Guadalupe said that, four years ago, one of her employers promised her better pay if she agreed to his sexual propositions. Saying no was not enough to stop the harassment, which only worsened with worker abuse.

“You would make more money if you were nice to me.” “If you want to earn more, come find me, showered and groomed.” These are some of the phrases Aguirre’s employer told her, to which she had to add tolerating crass comments from her co-workers and foremen.

“They used sexual harassment to intimidate me. It was a way to exert control over me. I was not treated as a person. They made me feel as if I was just another tool,” said Aguirre.

Ligia Guallpa, executive director of the Worker’s Justice Project (WJP), said that the organization implemented classes to teach people how to report sexual harassment at the workplace, especially as more women started to join the construction industry.

“The classes have also been useful for the men. Sexual harassment is normalized in our countries, and some people believe that it is a harmless practice and that it has no emotional impact on the victims,” said Guallpa.

A notable case in the construction industry is Valerie Martínez v. Joseph Musso Home Improvement, a sexual harassment complaint which was investigated by the New York City Commission on Human Rights. The developer’s owner ended up disbursing $56,448, including $22,277 in stolen wages and $4,170 in compensation for damages, $12,000 for the emotional damage caused to the victim and $18,000 in civil penalties.

On Aug. 2, 2013, Martínez met with Joseph Musso, owner of the company, to collect her paycheck. When she left, her employer sent her a text message saying: “Why don’t you look that good when you come to work?” to which she replied: “That is inappropriate.

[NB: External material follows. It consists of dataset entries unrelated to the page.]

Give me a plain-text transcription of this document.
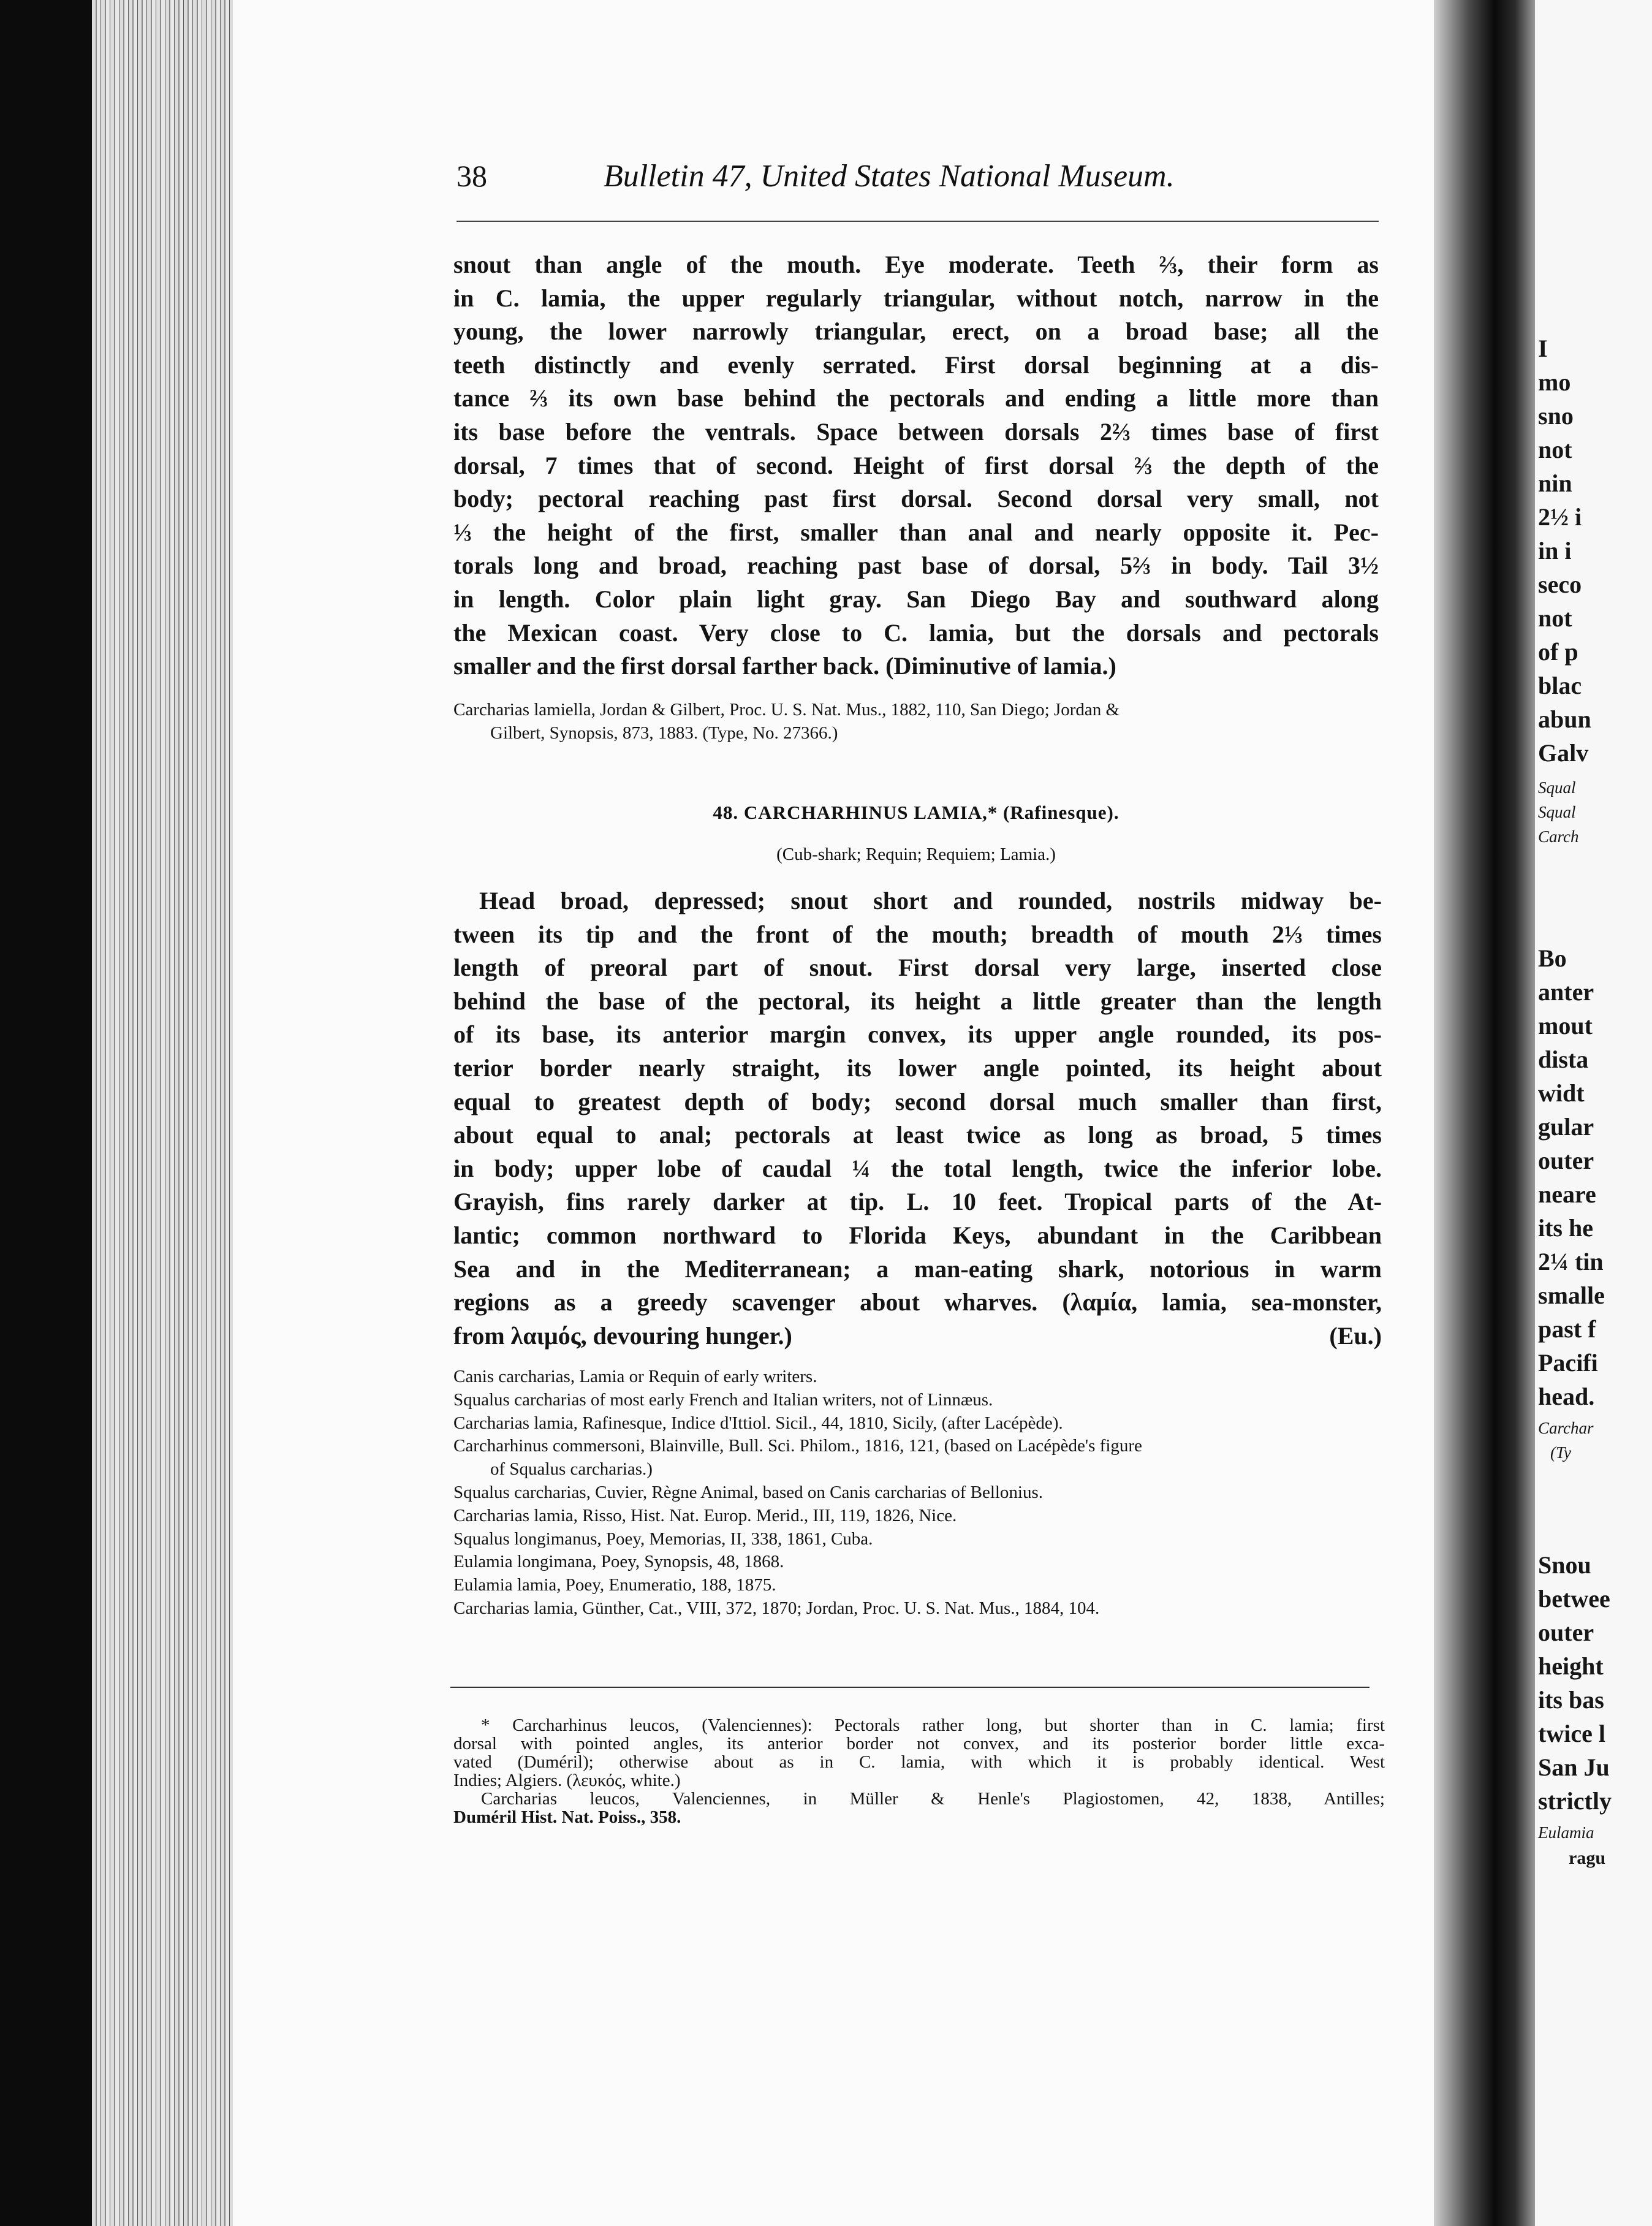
38	Bulletin 47, United States National Museum.
snout than angle of the mouth. Eye moderate. Teeth ⅔, their form as
in C. lamia, the upper regularly triangular, without notch, narrow in the
young, the lower narrowly triangular, erect, on a broad base; all the
teeth distinctly and evenly serrated. First dorsal beginning at a dis-
tance ⅔ its own base behind the pectorals and ending a little more than
its base before the ventrals. Space between dorsals 2⅔ times base of first
dorsal, 7 times that of second. Height of first dorsal ⅔ the depth of the
body; pectoral reaching past first dorsal. Second dorsal very small, not
⅓ the height of the first, smaller than anal and nearly opposite it. Pec-
torals long and broad, reaching past base of dorsal, 5⅔ in body. Tail 3½
in length. Color plain light gray. San Diego Bay and southward along
the Mexican coast. Very close to C. lamia, but the dorsals and pectorals
smaller and the first dorsal farther back. (Diminutive of lamia.)
Carcharias lamiella, Jordan & Gilbert, Proc. U. S. Nat. Mus., 1882, 110, San Diego; Jordan &
Gilbert, Synopsis, 873, 1883. (Type, No. 27366.)
48. CARCHARHINUS LAMIA,* (Rafinesque).
(Cub-shark; Requin; Requiem; Lamia.)
Head broad, depressed; snout short and rounded, nostrils midway be-
tween its tip and the front of the mouth; breadth of mouth 2⅓ times
length of preoral part of snout. First dorsal very large, inserted close
behind the base of the pectoral, its height a little greater than the length
of its base, its anterior margin convex, its upper angle rounded, its pos-
terior border nearly straight, its lower angle pointed, its height about
equal to greatest depth of body; second dorsal much smaller than first,
about equal to anal; pectorals at least twice as long as broad, 5 times
in body; upper lobe of caudal ¼ the total length, twice the inferior lobe.
Grayish, fins rarely darker at tip. L. 10 feet. Tropical parts of the At-
lantic; common northward to Florida Keys, abundant in the Caribbean
Sea and in the Mediterranean; a man-eating shark, notorious in warm
regions as a greedy scavenger about wharves. (λαμία, lamia, sea-monster,
from λαιμός, devouring hunger.)	(Eu.)
Canis carcharias, Lamia or Requin of early writers.
Squalus carcharias of most early French and Italian writers, not of Linnæus.
Carcharias lamia, Rafinesque, Indice d'Ittiol. Sicil., 44, 1810, Sicily, (after Lacépède).
Carcharhinus commersoni, Blainville, Bull. Sci. Philom., 1816, 121, (based on Lacépède's figure
of Squalus carcharias.)
Squalus carcharias, Cuvier, Règne Animal, based on Canis carcharias of Bellonius.
Carcharias lamia, Risso, Hist. Nat. Europ. Merid., III, 119, 1826, Nice.
Squalus longimanus, Poey, Memorias, II, 338, 1861, Cuba.
Eulamia longimana, Poey, Synopsis, 48, 1868.
Eulamia lamia, Poey, Enumeratio, 188, 1875.
Carcharias lamia, Günther, Cat., VIII, 372, 1870; Jordan, Proc. U. S. Nat. Mus., 1884, 104.
* Carcharhinus leucos, (Valenciennes): Pectorals rather long, but shorter than in C. lamia; first
dorsal with pointed angles, its anterior border not convex, and its posterior border little exca-
vated (Duméril); otherwise about as in C. lamia, with which it is probably identical. West
Indies; Algiers. (λευκός, white.)
Carcharias leucos, Valenciennes, in Müller & Henle's Plagiostomen, 42, 1838, Antilles;
Duméril Hist. Nat. Poiss., 358.
I
mo
sno
not
nin
2½ i
in i
seco
not
of p
blac
abun
Galv
Squal
Squal
Carch
Bo
anter
mout
dista
widt
gular
outer
neare
its he
2¼ tin
smalle
past f
Pacifi
head.
Carchar
(Ty
Snou
betwee
outer
height
its bas
twice l
San Ju
strictly
Eulamia
ragu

Let’s keep this professional.”

Musso fired Martínez, telling her: “Now u don’t have 2 worry about being uncomfortable anymore”.

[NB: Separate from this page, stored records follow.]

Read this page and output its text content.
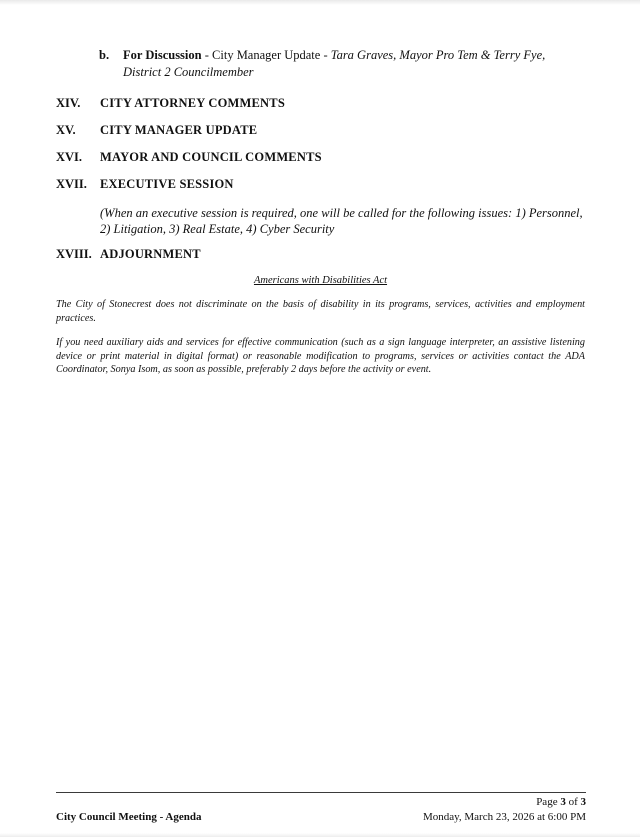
b.	For Discussion - City Manager Update - Tara Graves, Mayor Pro Tem & Terry Fye, District 2 Councilmember
XIV.	CITY ATTORNEY COMMENTS
XV.	CITY MANAGER UPDATE
XVI.	MAYOR AND COUNCIL COMMENTS
XVII.	EXECUTIVE SESSION
(When an executive session is required, one will be called for the following issues: 1) Personnel, 2) Litigation, 3) Real Estate, 4) Cyber Security
XVIII. ADJOURNMENT
Americans with Disabilities Act
The City of Stonecrest does not discriminate on the basis of disability in its programs, services, activities and employment practices.
If you need auxiliary aids and services for effective communication (such as a sign language interpreter, an assistive listening device or print material in digital format) or reasonable modification to programs, services or activities contact the ADA Coordinator, Sonya Isom, as soon as possible, preferably 2 days before the activity or event.
Page 3 of 3
City Council Meeting - Agenda	Monday, March 23, 2026 at 6:00 PM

According to the commission, Musso did not cooperate with the investigation, and failed to appear in court three times during the trial. This led to the agency deciding to impose penalties on him on Sept. 29. In addition, he was required to establish anti-sexual harassment policies in his company.

Harassment is common in restaurants

The restaurant industry is another sector in which sexual harassment is a “monster” with which waitresses and cooks must deal.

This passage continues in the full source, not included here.